Style

Why Aren’t We Wearing Motorcycle Sweaters?

Dehen 1920 knits the coolest piece of biker gear no one seems to know about for Harley-Davidson and Langlitz Leathers.

By Matthew Trueherz October 21, 2025

The moto sweater predates the famed leather jacket, though it’s yet to find the same mass appeal. Here, racer Joe Petrali wears a Dehen sweater in 1937.

You know the boots (harnessed at the ankle) and that iconic rider jacket Marlon Brando made famous, but what of the motorcycle sweater? A biker’s woolens? Once a burly outer layer warm enough for any stretch of open road, the quarter-zip turtleneck evolved in the ’30s to ride below leathers, with an extended hem and cuffs. It’s coolly blousy, flowy in the shoulders and cinched at the waist, like something Marc Bolan or Mick Jagger would wear, androgynous and loaded with a century of oil-slicked lore.
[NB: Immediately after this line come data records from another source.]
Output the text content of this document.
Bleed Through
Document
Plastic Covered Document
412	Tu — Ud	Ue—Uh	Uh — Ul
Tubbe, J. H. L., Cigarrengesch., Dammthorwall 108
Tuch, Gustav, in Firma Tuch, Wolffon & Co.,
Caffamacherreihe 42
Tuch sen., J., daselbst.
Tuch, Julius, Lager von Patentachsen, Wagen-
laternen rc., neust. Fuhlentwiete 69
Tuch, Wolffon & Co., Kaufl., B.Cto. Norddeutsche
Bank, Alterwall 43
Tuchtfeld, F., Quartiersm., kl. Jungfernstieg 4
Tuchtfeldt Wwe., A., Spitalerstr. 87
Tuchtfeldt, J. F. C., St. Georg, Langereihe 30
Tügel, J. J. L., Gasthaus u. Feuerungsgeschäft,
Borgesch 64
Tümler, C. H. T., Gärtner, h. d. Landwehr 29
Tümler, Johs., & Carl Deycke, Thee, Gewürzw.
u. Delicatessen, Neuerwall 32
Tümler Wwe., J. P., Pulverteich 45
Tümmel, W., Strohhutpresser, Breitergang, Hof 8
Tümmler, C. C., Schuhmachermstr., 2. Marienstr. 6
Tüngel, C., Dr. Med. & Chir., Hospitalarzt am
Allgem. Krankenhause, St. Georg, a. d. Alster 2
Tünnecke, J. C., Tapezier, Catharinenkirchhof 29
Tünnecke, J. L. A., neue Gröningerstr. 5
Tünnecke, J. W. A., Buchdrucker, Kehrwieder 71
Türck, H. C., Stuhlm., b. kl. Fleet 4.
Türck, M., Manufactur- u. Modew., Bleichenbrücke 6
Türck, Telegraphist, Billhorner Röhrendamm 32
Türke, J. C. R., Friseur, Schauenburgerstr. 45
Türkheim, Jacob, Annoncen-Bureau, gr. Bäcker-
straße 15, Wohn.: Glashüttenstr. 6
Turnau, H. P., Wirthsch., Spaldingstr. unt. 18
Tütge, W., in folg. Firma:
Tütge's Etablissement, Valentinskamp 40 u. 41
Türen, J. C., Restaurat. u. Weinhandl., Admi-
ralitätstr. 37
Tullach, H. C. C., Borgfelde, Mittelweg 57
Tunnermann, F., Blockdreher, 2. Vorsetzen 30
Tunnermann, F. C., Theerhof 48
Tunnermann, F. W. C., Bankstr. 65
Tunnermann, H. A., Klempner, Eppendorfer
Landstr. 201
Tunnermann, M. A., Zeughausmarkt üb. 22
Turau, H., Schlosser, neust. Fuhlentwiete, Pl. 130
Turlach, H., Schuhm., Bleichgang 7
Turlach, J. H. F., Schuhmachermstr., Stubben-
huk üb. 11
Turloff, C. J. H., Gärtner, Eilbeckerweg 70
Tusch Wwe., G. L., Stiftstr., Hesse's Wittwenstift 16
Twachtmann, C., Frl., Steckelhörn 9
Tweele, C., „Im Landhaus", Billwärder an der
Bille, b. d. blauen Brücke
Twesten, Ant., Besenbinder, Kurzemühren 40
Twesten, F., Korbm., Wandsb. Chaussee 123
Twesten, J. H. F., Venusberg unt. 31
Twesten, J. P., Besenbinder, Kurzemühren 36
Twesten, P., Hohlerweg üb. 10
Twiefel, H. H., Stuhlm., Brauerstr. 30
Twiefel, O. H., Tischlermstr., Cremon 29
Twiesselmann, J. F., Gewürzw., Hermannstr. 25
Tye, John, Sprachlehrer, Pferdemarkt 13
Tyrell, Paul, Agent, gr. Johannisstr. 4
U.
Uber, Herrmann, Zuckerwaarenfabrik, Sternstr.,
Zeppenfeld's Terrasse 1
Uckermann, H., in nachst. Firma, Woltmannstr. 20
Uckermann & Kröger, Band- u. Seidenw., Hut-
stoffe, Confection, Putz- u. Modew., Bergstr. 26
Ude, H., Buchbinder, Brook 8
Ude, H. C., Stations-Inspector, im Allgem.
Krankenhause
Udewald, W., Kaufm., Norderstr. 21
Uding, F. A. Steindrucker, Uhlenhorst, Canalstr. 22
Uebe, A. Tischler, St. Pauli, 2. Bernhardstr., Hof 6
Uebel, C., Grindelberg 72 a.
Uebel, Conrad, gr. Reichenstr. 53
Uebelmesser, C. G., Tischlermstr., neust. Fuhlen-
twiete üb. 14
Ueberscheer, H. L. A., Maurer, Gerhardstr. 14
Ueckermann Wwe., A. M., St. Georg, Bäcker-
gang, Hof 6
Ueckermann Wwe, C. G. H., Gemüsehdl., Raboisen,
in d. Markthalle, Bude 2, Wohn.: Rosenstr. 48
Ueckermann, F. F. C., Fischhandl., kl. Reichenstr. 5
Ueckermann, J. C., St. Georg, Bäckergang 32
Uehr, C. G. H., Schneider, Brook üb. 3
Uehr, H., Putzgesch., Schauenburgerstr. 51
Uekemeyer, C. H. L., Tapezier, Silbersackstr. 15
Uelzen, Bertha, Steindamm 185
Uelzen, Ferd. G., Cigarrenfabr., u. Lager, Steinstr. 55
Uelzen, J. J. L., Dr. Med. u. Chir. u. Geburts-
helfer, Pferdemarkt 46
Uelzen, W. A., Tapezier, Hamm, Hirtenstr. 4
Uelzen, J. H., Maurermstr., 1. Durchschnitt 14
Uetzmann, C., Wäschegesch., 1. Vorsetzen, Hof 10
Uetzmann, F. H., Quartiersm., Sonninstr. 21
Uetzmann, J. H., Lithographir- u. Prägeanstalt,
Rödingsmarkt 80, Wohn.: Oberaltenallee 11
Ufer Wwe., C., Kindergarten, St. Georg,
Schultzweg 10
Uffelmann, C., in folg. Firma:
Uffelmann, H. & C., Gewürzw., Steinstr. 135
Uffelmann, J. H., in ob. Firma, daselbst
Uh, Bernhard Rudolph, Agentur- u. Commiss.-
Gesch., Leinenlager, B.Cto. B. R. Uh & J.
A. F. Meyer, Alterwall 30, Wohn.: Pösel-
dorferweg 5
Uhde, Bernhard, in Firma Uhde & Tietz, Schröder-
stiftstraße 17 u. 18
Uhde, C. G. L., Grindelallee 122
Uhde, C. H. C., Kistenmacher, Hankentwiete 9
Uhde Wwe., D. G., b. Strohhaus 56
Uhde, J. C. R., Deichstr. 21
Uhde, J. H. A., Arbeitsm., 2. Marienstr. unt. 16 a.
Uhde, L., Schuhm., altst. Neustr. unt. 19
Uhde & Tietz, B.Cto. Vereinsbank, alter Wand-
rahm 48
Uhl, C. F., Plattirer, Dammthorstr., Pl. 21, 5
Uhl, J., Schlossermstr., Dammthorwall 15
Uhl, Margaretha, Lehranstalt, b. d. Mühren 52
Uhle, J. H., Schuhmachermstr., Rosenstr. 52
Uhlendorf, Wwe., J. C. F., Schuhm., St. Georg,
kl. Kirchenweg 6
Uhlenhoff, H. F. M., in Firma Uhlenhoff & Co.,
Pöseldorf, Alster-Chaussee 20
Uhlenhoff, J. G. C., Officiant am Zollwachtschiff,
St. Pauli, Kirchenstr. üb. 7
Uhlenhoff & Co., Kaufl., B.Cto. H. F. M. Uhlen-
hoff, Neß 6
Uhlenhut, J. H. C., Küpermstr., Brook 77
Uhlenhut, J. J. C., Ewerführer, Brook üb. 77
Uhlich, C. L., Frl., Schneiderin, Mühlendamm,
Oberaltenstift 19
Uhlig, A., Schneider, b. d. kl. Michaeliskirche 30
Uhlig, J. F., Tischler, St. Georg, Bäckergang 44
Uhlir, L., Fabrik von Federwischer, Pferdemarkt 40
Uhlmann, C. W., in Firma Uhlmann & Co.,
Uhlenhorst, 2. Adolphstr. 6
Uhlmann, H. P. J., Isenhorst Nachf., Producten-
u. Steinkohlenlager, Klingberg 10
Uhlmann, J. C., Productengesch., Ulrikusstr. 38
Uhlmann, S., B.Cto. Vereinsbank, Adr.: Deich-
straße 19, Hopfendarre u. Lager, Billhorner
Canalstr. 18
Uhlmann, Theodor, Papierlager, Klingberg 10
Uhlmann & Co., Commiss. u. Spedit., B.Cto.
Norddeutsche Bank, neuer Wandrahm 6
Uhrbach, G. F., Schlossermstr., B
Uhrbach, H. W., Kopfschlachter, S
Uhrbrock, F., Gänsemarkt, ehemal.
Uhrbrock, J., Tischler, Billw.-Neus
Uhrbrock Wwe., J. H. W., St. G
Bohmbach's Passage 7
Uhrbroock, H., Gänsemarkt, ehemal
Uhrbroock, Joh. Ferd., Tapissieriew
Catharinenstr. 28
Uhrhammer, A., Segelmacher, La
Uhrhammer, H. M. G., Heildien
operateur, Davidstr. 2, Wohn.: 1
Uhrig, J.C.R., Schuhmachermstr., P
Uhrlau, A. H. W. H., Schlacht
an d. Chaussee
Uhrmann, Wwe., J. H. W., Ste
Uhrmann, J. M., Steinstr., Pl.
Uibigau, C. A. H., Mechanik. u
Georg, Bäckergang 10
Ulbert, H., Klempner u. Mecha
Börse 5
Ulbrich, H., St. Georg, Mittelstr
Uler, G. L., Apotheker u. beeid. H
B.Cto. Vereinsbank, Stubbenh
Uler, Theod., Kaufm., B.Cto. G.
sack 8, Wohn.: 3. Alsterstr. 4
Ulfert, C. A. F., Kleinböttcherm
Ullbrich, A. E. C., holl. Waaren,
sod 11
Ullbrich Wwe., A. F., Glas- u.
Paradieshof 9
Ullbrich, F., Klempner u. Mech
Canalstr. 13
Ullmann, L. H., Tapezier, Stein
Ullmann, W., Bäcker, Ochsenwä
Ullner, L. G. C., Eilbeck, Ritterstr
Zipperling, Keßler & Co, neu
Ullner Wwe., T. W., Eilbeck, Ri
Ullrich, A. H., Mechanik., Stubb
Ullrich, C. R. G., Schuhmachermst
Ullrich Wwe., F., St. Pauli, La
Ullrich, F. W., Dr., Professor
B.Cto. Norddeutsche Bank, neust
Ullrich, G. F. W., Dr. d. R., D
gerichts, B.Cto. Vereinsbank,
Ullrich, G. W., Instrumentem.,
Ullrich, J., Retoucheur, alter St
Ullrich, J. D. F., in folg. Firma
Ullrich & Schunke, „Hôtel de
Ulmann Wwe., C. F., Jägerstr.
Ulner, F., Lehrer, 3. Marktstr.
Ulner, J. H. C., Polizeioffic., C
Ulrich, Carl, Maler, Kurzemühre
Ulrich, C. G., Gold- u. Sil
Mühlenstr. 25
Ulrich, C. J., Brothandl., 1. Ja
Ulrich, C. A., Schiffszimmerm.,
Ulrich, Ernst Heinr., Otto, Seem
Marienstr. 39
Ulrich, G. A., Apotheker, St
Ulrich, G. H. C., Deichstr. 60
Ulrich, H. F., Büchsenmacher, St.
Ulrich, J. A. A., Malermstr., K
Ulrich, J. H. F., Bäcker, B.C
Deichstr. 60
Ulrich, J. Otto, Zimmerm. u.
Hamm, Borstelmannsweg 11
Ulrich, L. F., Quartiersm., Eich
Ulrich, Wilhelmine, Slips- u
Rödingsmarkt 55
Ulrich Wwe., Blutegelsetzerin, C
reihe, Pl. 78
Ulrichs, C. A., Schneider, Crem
So why don’t we wear them, especially considering that Portland’s Dehen Knitting Company has been the biggest name in motorcycle sweaters for decades?

Dehen 1920’s current moto sweater updates the vintage design slightly while carrying the same blousy aesthetic.

Garments usually find immortality when we stop using them for whatever they were designed to do. Silhouettes relax, fabrics soften. Rugby and polo shirts, bomber and letterman jackets—even jeans, first designed for miners, have made the jump from work- or sportswear to common clothes. Since Woodrow Wilson was in office, Dehen has made letterman cardigans, varsity jackets, and moto sweaters largely on contracts with schools and clubs. But in 2011, Dehen, by then a third-generation family operation, refashioned its workaday factory as Dehen 1920, a heritage brand presenting the knitwear to the public.

Peter Lee, Dehen 1920’s brand manager, describes the guiding philosophy like this: “What have we always made? And how have we always made things?”

Remarkably hefty sweaters is the answer (each weighs three to four pounds), ones made with regionally sourced wool and clanked out on the family’s mammoth iron knitting machines. Popular trends have created a new audience for these classic designs, but Lee describes the company’s interest in maintaining them as exactly that—carrying on a tradition. “It’s not a costume,” he says, but adds that the company has no interest in gatekeeping.

Racer Bert Campanale won the 1938 and 1939 Daytona 200 wearing a Dehen sweater.

Dehen 1920’s current motorcycle sweaters depart from vintage examples in a few ways. The cuffs and hem are slightly shortened, and the line includes a looser-fit “jersey,” a jacket-like model with a satin lining, and another that approximates a hoodie. Today, both bikers and nonbikers seek out Dehen for collaboration. The client list includes the annual One Motorcycle Show and Harley-Davidson, as well as the luxury menswear label Todd Snyder, which put out a line of Dehen-made sweaters in 2024. Langlitz Leathers, the local outfitter that founder William Peter Dehen made his first moto sweaters for in the 1940s, still carries them, too. “These are motorcycle sweaters,” Lee says. “That’s what we build them for.” The jacket Brando wore in The Wild One was also built for motorcyclists. That didn’t stop it from becoming an international emblem of countercultural cool.